Water heaters are significant investments for homeowners and contractors. As such, they need to weigh initial cost, efficiency, and longevity of the system. The two main types of water heaters are the conventional storage tanks and the demand-type or tankless water heaters.
Here’s how water heaters work:
Traditional water heaters are composed of an insulated tank that stores water and gas burners or electric heating elements. Cold water enters the tank from the bottom and hot water is stratified to the top to be drawn when needed. They require a period of time to store hot water and could easily run out. This type of water heater also involves substantial standby heat loss. Heat is lost through tank walls despite adequate wall insulation.
Tankless Water Heater
Tankless water heaters do not go through or require a storage tank. Instead, this type of heater works by heating water directly. Turning on the hot water tap signals cold water to flow through a pipe. A gas burner or electric heating element then heats the water before it exits the pipe for use. Essentially, tankless heaters provide hot water only whenever necessary without producing any standby energy and heat losses.
This type of water heater can deliver a constant stream of hot water so a household or building does not run out. However, flow amount may be limited. It can be problematic to fulfill demand amount for hot water for simultaneous and multiple uses. This can be remedied with more tankless water heaters or separate heaters for each appliance.
Here are the advantages of tankless water heaters:
For homes that use less than 41 gallons of hot water every day, demand water heaters are almost a third more energy efficient than traditional storage tanks. This is largely because energy is only used when necessary. Greater energy savings can be achieved with water heaters qualified with the Department of Energy and Environmental Protection Energy’s Energy Star rating.
Cost and Investment Return
Tankless water heaters have a higher initial cost than conventional storage ones. However, they are also more durable and are expected to last longer than storage tanks.
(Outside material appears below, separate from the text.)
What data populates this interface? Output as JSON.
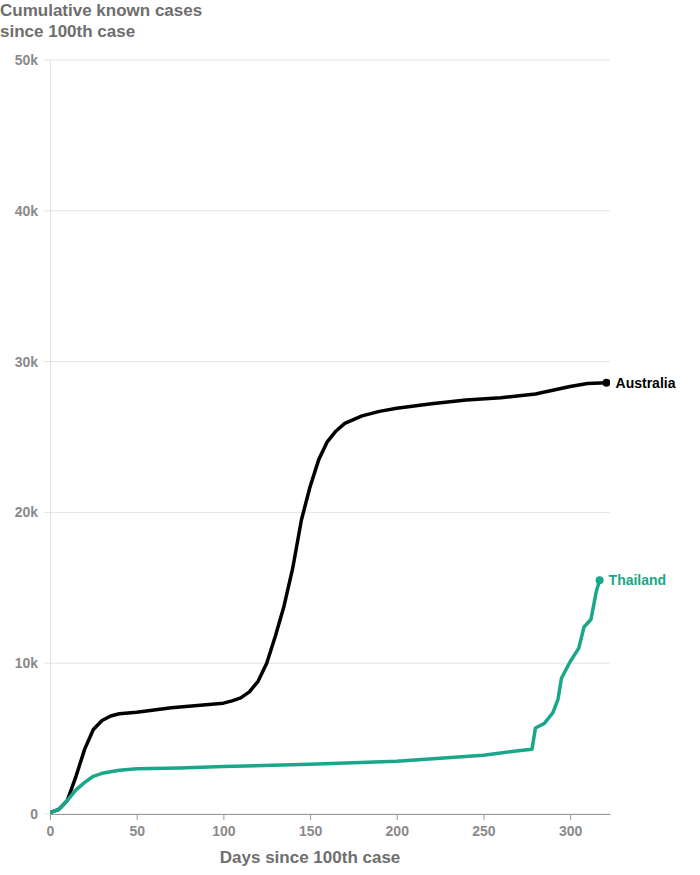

Current estimates have tankless systems expected to last for at least 20 years. Their life can be extended even further by replacing parts. On the other hand, storage heaters have higher operating and energy costs and last only about 10-15 years.
Standby Heat Losses
Storage water heaters are associated with standby heat losses because of heat escaping out of the tank. However, this is not a problem tankless water heaters face because hot water is not generated unless necessary. Additional energy is not expended to constantly heat water.
Installation and Maintenance
Energy efficiency can be maximized with proper installation and maintenance. This will depend on factors like fuel type, climate, relevant regulations and requirements, and safety concerns. A water heater’s life can be significantly extended with periodic maintenance.
Homeowners and contractors can easily offset their high initial investment on tankless water heaters because these tanks are more energy-efficient and long-lasting than traditional storage tanks.